TEST – Frostpunk : jamais de compromis, pas même devant l’Apocalypse ?

frostpunk 11 bits studios testCréé par 11 bit studios, les créateurs du très audacieux This War of Mine, Frostpunk vous fait incarner le chef d’un groupe de survivants dans un monde cyberpunk post-apocalyptique. Un hiver à l’échelle mondiale et aux origines inconnues ravage les civilisations au fils des ans, et la seule planche de salut d’un groupe de londoniens semble être la migration vers le nord. Accompagné d’un gigantesque réacteur à charbon en guise d’unique allié contre le froid, le rôle du joueur est de guider ce groupe de migrants afin de bâtir une ville pérenne… et ce, par le biais de choix plus ou moins difficiles à faire car dictés par l’amer mélange de la morale et de la survie.

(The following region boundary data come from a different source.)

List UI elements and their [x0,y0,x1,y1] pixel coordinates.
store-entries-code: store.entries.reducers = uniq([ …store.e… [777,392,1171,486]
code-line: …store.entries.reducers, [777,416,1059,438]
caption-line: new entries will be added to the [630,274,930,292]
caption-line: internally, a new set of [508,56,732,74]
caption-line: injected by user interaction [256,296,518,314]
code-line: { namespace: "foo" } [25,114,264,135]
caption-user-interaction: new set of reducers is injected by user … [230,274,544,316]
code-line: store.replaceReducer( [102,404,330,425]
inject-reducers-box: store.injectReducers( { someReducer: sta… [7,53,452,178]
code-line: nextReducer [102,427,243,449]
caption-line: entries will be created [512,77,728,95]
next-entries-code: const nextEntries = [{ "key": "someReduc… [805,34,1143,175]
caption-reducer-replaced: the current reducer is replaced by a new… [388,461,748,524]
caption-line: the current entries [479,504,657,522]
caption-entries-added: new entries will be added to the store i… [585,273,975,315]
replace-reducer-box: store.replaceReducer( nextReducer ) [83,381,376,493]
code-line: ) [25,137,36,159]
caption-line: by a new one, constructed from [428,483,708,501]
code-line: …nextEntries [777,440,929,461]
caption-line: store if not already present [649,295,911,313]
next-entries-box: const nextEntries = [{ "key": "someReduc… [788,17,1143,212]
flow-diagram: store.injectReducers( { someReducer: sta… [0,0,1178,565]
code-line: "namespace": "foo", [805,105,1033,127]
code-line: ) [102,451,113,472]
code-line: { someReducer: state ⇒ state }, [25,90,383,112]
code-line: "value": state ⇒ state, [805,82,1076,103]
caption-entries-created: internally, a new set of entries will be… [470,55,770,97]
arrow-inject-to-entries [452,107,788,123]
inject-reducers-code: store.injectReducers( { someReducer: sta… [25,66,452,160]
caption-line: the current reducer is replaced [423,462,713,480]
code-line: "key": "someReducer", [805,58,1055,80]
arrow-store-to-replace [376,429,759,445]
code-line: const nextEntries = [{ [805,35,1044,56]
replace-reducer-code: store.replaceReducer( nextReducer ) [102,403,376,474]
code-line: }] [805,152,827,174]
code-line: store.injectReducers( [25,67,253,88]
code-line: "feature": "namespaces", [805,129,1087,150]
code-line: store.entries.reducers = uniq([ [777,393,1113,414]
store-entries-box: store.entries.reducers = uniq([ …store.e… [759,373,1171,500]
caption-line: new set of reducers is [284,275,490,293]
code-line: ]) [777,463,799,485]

Développeur / Editeur : 11 Bit Studios
Support de test : PC (i5 2500K – GTX 1060 6G – 8Go RAM)
Version du jeu utilisée : version commerciale (Steam) fournie par 11 bit studios
Lien vers le test des versions consoles : https://www.tryagame.fr/test-frostpunk-version-consoles/

This Apocalypse of Mine

« Le premier jour au sein du cratère se lève, et le froid dévore déjà nos membres. Le réacteur surplombe les lieux, froid et silencieux, tel un colosse endormi. Il n’appartient qu’à nous de le réveiller afin de profiter de la chaleur salvatrice qui émanera de ses entrailles. Des débris jonchent le sol : charbon, caisses en bois, ferraille, … de quoi faire redémarrer le cœur de notre totem de feu et d’acier tout en construisant quelques abris de fortunes à la portée de sa bénédiction.

Mais rapidement, les débris se font rares, et notre stock de nourriture baisse de manière drastique. Il est temps de mettre à profit ces maigres réserves afin de créer nos propres puits de ressources. Mais que choisir ? Nos ingénieurs souhaitent un atelier dans lequel ils pourront créer les plans de nos futures structures, alors que les quelques quidams qui n’ont pas pu se trouver un coin de tente réclament plus d’abris. Déjà, des malades font la queue devant ma porte afin de réclamer un poste de soins. Avec un air las, je regarde notre réacteur, et il me semble hélas évident que nous devrons en priorité creuser le sol afin de trouver du combustible, sans quoi ce ne sont plus des malades qui s’entasseront devant ma porte…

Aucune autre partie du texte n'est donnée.